Thanks and good morning all.
Good morning.
I appreciate your earlier comments on federal and state alignment and selection rents are certainly top of mind with investors. Regarding the 650 permits you’re expecting to have on hand at year-end, did the permits comprehend any change in development approach from your current practices, including spacing, lateral length, etc.? If a negative election and/or regulatory outcome were to occur, could the permits be amended later for longer laterals if you needed to accelerate resource conversion?

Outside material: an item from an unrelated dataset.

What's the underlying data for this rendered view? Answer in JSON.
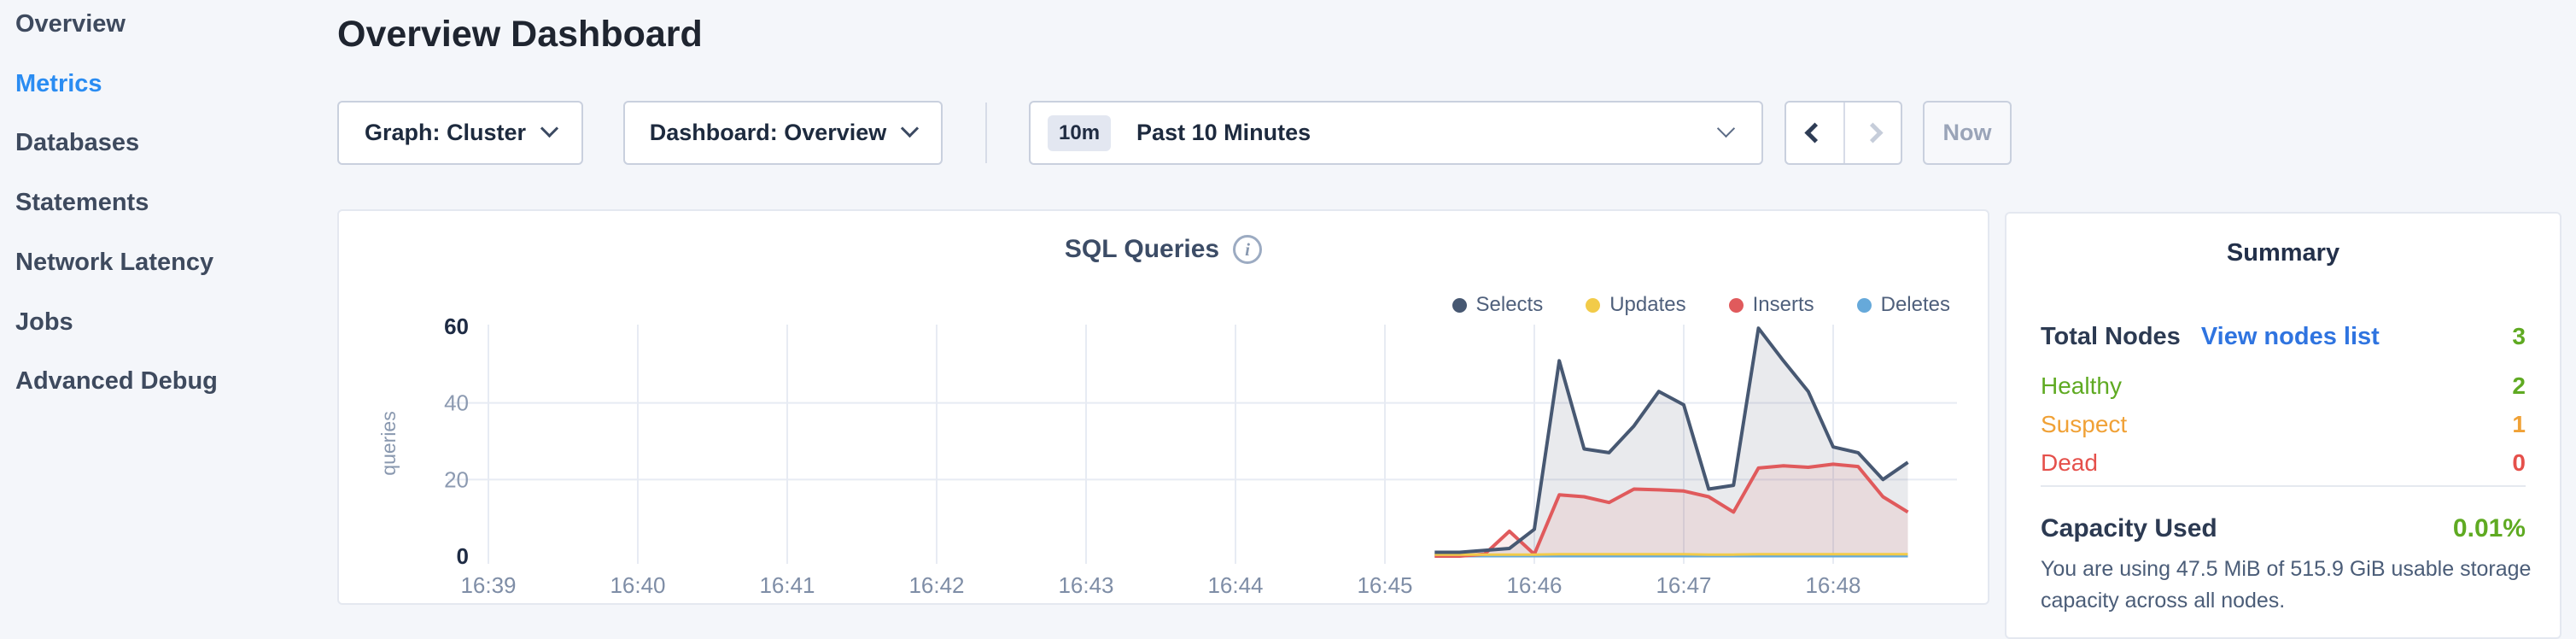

The 650 permits that we have in hand contemplate our current development strategy around the zones that we’re most focused on and that spacing as well as giving us some flexibility for some down spacing. About your question regarding the transition to three-mile laterals, a quick rule of thumb is that if you’ve got a drilling permit in hand and make a change that doesn’t result in a different level of surface disturbance, you don’t need to get a new permit. You go through what’s called a sundry process, which is a quick and routine process. This is something we’ve done from time to time when we tweak landing zones or bottom-hole locations. So that’s the process we would go through as we look for opportunities to incorporate more extra-long lateral development into our programs.
Got it. It’s fantastic detail.
I think there’s a lot of excitement and enthusiasm that the synergies are not only achievable, but we’re going to see even more than that after we begin integration. The early meetings with the teams from each side have shown a lot of promise as we think through how we can optimize programs together, and this is where we should be able to find some additional benefits that we might not have thought of initially.
That’s exactly right. As the teams have started to work together, we’ve already begun thinking about specific areas across the organizations. There’s no doubt in our mind that we’ve got a lot of momentum there. We should see increased synergies over time in most areas.
Well, it looks like we’ve gotten through our question queue. We appreciate everyone’s interest in Devon today. If you have any further questions, please do not hesitate to reach out to our investor relations team at any time. Have a good day. Thank you.
Operator
This concludes today’s conference call. You may now disconnect.